The ETF structure itself is financial innovation at its finest, so it’s not surprising that the broader ETF industry is constantly churning out interesting products that break new ground. Innovation is, after all, a lifestyle in ETF land.
State Street Global Advisors and iShares were the firms that originally drove innovation in the ETF space for many years, largely because they were the only significant players in a little-known investment category. But almost 30 years since the launch of the first U.S.-listed ETF, it’s now the small and midsize players that are more frequently bringing innovation to the industry.
ETF Rule Difference
There’s no sign of that slowing down. The ETF Rule has opened the floodgates for new providers, especially issuers of the active persuasion. The ability to use custom baskets on active funds brought a lot of new players—big and small—into the space. One of the largest new players in ETFs is Dimensional Fund Advisors, but plenty of small boutiques that might not otherwise have considered entering the arena have arrived, such as active managers, Adaptive Growth, ASYMmetric, Alger, Euclid Capital and Corbett Road, just in early 2021 alone.
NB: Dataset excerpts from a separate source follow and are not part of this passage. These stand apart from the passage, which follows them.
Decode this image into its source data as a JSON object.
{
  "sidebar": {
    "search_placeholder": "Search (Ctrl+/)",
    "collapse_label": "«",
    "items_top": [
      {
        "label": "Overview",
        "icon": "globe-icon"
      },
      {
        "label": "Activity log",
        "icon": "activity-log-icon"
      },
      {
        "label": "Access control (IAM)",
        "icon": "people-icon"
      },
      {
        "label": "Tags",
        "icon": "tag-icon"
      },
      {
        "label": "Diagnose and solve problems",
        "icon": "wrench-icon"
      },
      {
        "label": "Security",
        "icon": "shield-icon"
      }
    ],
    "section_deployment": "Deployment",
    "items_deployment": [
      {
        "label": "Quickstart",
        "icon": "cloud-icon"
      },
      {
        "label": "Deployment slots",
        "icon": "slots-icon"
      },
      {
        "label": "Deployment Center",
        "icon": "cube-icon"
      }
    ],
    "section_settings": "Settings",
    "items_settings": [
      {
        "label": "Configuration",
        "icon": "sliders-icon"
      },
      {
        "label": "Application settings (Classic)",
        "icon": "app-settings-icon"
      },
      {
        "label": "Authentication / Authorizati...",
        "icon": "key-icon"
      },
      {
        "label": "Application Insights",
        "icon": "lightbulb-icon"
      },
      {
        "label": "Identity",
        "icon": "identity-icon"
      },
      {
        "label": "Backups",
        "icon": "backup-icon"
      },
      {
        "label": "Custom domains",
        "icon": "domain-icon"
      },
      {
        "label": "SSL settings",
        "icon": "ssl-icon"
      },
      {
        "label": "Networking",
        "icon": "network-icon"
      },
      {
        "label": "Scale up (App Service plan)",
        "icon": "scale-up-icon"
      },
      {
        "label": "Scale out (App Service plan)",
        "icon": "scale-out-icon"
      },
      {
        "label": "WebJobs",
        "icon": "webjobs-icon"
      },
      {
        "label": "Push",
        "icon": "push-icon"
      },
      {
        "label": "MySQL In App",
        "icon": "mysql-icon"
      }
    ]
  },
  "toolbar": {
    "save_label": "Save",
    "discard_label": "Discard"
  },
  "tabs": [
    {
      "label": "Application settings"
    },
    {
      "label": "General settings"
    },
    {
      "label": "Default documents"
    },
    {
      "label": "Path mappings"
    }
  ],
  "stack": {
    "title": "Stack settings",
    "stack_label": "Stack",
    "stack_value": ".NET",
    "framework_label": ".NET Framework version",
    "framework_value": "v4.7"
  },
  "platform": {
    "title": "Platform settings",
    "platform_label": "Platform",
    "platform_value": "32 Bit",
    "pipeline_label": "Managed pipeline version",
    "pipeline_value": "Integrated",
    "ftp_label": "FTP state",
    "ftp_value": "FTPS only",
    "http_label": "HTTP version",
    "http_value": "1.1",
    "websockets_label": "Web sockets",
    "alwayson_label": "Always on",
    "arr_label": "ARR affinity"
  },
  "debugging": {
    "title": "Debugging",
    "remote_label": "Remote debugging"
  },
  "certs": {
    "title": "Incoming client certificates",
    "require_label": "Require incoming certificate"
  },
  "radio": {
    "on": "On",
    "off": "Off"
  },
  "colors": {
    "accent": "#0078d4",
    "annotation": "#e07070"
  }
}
With the low-hanging fruit plucked in the passively managed space (unless you have the expertise to really capture unique themes), active management has been the preferred way for a lot of smaller players to differentiate themselves, many of whom are finally offering ETFs to answer their clients’ requests.
Take 6 Meridian, a tax-conscious wealth manager with $236 million in assets under management that rolled out four funds last year, and one in April. The first four strategies were originally separately managed accounts, making them a perfect fit for the tax advantages of ETFs. The fifth ETF has no corresponding SMA because the firm’s head says the tax advantages of ETFs are simply overwhelming compared to those of an SMA. The ETF Rule’s allowances on custom baskets were a crucial piece of those tax benefits and the decision to enter the space.
Role Of Themes
The rising popularity of thematic investing has afforded new issuers another way to carve a niche in the ETF space. ARK Invest is probably the best known player in theme investing, but there are many firms finding success with laser-focused thematic plays—and it’s certainly not a new trend.
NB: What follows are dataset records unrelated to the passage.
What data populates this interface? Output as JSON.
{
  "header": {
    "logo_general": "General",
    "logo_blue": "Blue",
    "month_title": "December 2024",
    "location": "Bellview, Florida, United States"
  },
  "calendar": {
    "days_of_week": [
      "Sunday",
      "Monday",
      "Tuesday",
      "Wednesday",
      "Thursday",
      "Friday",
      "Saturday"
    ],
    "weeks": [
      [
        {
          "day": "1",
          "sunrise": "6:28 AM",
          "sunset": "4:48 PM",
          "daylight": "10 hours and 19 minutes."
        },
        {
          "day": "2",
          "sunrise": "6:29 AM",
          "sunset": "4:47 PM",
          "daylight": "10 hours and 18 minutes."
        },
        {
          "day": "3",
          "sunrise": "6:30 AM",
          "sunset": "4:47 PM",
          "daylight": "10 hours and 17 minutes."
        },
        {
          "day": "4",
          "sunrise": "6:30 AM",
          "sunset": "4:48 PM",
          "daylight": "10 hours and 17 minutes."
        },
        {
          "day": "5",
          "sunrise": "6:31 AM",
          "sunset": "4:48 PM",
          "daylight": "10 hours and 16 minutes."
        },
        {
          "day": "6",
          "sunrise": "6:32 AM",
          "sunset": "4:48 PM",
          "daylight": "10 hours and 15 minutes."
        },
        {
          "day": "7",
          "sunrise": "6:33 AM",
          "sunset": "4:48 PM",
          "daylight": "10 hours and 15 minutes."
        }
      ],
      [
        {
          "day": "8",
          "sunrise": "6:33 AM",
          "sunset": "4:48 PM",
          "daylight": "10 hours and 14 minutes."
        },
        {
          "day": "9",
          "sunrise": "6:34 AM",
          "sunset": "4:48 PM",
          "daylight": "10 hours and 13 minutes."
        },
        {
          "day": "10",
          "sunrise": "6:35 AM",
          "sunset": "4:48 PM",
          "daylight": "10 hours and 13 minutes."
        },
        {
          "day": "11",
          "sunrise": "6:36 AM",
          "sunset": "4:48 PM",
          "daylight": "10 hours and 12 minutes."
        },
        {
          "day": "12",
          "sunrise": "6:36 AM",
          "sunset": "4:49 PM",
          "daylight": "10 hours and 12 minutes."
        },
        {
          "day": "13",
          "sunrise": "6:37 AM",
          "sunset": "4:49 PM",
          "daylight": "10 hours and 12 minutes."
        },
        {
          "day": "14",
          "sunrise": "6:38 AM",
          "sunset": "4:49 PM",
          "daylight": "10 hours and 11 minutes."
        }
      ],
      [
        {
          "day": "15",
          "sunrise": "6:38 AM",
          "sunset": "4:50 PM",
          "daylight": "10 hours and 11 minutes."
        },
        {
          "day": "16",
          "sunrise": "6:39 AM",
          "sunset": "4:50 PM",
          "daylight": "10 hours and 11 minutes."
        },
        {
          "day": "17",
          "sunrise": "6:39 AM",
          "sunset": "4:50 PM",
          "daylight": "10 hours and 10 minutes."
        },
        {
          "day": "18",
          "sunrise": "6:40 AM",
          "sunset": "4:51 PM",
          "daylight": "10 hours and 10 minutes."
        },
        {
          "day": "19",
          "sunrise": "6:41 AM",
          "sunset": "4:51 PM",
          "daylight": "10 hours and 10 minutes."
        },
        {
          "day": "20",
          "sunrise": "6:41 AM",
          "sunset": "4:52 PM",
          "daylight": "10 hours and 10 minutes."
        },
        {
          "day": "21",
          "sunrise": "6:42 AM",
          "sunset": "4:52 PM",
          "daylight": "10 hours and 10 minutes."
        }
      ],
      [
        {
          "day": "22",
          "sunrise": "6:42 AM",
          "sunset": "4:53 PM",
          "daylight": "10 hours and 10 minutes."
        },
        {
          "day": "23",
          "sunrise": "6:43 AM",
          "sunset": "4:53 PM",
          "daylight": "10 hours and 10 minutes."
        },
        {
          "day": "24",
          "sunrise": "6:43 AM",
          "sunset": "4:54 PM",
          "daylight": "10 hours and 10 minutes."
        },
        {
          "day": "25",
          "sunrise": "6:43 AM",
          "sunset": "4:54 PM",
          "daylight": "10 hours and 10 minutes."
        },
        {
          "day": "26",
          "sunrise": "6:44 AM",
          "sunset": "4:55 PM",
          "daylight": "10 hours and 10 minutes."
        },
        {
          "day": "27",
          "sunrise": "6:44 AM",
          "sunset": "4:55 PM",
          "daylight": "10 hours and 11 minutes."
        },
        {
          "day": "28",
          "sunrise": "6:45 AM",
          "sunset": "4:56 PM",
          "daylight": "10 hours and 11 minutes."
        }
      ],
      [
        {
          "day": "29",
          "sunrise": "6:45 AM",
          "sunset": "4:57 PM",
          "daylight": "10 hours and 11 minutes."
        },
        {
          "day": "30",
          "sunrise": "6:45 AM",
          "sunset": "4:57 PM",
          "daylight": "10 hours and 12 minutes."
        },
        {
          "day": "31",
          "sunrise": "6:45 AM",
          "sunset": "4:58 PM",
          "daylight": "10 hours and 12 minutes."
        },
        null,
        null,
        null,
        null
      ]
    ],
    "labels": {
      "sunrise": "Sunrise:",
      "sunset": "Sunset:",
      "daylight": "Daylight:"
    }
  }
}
Claymore ETFs rolled out what is now known as the Invesco Solar ETF (TAN) in 2008, where it helped establish the relative newcomer as a strong player in the ETF space. Global X and VanEck also can attribute much of their success to their ability to navigate the thematic space. The blockbuster Global X Lithium ETF (LIT) or the VanEck Vectors Agribusiness ETF (MOO) are examples.
Roundhill Investments is surfing that same thematic wave now, with one-of-a-kind angles on different slices of the market, like eSports, online gambling and streaming services. Defiance, too, is making a name for itself with the first-ever hydrogen fuel ETF, while Simplify rolled out three thematic ETFs targeting disruptive innovation themes at the end of 2020.
And it’s not just the newcomers that rely on themes to build their business. ProShares and Direxion, in looking to diversify away from leveraged and inverse ETFs, have embraced themes, with Direxion hitting a home run when it launched the Direxion Work From Home ETF (WFH) last year. ProShares is behind the unique ProShares Pet Care ETF (PAWZ), the only ETF of its kind and now a $300 million fund.
The entire history of ETFs has been marked by innovation. From broad vanilla, to sectors, to leveraged and inverse, to smart beta and currency-hedging, to active management and thematic ETFs, there seems to be no end to the ingenuity of ETF issuers.